Debois doesn't offer a tidy answer to the exotic case. Instead, he points to what people underestimate: teams expect context to save time compared to code, but the real time goes into writing good evals. Advanced practitioners end up building their own meta-process — a process for creating the evals that will validate their context — on top of everything else.
"You thought you'd write less code and save time with context … " "But doing this properly takes time — time spent writing the right evals." "You're no longer just aligning one prompt; you're aligning all the eval prompts too." "Advanced users build their own process on top — just for producing evals that fit their business case."
He thanks the questioner, takes a few more, then closes by letting the audience know he'll be at the Tessl booth.
"Great question. Thank you." "If there are no more questions … I'll be around.
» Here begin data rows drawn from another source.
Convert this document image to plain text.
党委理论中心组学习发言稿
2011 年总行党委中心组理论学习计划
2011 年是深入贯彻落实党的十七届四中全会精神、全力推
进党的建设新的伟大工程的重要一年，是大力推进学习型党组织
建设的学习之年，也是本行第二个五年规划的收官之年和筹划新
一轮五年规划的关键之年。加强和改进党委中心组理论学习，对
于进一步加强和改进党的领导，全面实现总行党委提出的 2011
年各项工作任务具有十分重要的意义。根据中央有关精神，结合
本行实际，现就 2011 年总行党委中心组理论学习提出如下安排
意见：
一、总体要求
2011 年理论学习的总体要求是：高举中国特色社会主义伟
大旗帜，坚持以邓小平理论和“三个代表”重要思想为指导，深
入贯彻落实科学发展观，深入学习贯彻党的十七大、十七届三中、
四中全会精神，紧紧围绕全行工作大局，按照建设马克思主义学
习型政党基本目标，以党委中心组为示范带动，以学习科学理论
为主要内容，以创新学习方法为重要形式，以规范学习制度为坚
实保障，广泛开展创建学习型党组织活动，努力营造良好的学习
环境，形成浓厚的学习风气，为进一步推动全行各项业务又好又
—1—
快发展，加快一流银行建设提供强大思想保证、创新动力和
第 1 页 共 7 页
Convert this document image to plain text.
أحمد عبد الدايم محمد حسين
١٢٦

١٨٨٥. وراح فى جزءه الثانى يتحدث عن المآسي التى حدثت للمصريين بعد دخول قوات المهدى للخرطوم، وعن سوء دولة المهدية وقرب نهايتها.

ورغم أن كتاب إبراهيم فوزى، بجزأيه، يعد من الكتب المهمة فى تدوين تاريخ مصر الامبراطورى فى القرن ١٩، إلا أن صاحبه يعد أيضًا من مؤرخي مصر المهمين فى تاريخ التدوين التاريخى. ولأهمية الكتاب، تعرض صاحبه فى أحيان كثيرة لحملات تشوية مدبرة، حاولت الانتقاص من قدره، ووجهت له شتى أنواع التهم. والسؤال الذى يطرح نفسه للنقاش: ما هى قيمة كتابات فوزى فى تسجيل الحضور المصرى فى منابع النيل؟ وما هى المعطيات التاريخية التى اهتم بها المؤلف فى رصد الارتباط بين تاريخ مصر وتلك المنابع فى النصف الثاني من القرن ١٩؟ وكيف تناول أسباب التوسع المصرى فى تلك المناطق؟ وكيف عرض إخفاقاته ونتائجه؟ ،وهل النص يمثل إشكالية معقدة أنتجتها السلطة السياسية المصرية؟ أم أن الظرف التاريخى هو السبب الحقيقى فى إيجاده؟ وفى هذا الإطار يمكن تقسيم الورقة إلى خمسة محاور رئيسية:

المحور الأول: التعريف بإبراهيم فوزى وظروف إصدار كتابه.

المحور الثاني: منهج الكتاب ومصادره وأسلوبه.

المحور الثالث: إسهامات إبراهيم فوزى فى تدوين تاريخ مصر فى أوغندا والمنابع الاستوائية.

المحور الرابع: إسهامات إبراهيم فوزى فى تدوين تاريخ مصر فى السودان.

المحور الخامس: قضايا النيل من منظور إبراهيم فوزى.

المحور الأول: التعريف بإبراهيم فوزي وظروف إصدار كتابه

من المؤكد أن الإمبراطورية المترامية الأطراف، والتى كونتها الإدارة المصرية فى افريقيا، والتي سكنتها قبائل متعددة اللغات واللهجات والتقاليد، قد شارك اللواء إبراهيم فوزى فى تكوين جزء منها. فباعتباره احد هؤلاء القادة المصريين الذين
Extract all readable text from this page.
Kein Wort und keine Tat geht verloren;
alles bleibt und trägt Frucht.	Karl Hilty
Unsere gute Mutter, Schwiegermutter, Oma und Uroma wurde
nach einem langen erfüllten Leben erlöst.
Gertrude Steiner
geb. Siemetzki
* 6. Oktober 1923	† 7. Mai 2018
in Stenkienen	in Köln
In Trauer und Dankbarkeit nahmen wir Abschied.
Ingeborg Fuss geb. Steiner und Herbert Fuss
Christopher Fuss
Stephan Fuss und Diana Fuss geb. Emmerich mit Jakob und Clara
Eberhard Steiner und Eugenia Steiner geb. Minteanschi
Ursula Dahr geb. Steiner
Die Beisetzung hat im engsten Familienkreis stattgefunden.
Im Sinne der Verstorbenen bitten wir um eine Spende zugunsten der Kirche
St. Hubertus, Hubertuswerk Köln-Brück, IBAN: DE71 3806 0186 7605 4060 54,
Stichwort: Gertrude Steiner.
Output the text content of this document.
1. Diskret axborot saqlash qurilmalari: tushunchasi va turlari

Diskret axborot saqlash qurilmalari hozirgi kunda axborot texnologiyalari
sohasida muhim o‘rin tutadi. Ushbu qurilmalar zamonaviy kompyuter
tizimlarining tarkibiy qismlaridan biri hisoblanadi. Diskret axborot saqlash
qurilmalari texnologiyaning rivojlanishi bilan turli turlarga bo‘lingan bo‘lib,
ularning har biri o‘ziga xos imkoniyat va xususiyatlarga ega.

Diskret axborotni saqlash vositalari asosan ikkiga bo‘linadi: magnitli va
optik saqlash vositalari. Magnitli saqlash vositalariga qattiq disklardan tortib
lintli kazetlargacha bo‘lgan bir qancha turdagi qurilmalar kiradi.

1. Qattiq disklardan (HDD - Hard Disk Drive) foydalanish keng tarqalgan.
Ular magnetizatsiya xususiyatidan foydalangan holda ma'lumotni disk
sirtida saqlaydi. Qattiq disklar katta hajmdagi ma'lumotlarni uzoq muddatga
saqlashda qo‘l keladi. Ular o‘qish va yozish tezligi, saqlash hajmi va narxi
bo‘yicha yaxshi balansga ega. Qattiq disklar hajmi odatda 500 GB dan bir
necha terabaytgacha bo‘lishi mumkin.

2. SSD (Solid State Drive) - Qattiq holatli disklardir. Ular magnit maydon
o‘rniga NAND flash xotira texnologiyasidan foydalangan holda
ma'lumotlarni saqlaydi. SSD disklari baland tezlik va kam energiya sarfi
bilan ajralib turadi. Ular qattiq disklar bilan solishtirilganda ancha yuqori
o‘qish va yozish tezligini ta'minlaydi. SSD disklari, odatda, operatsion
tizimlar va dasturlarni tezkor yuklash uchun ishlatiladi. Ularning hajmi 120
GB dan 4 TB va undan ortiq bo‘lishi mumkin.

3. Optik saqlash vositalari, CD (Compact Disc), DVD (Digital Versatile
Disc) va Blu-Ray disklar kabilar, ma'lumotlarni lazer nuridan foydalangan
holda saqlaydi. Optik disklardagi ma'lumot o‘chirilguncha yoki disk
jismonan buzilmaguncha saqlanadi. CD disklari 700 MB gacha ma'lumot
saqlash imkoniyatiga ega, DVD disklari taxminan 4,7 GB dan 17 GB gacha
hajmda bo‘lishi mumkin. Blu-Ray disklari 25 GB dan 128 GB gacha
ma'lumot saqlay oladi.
Come find me at the Tessl booth."
Closing Thoughts
This talk makes the case that the central challenge of the AI coding era is not choosing a better model — it is engineering context as systematically as we engineer code. Specifically, building context tests (evals), packaging and registry infrastructure with appropriate security, and observation loops grounded in logs, PR feedback, and production failures creates the machinery to continuously improve context. That moves teams beyond individual prompt-wrangling into an organizational productivity flywheel that compounds over time.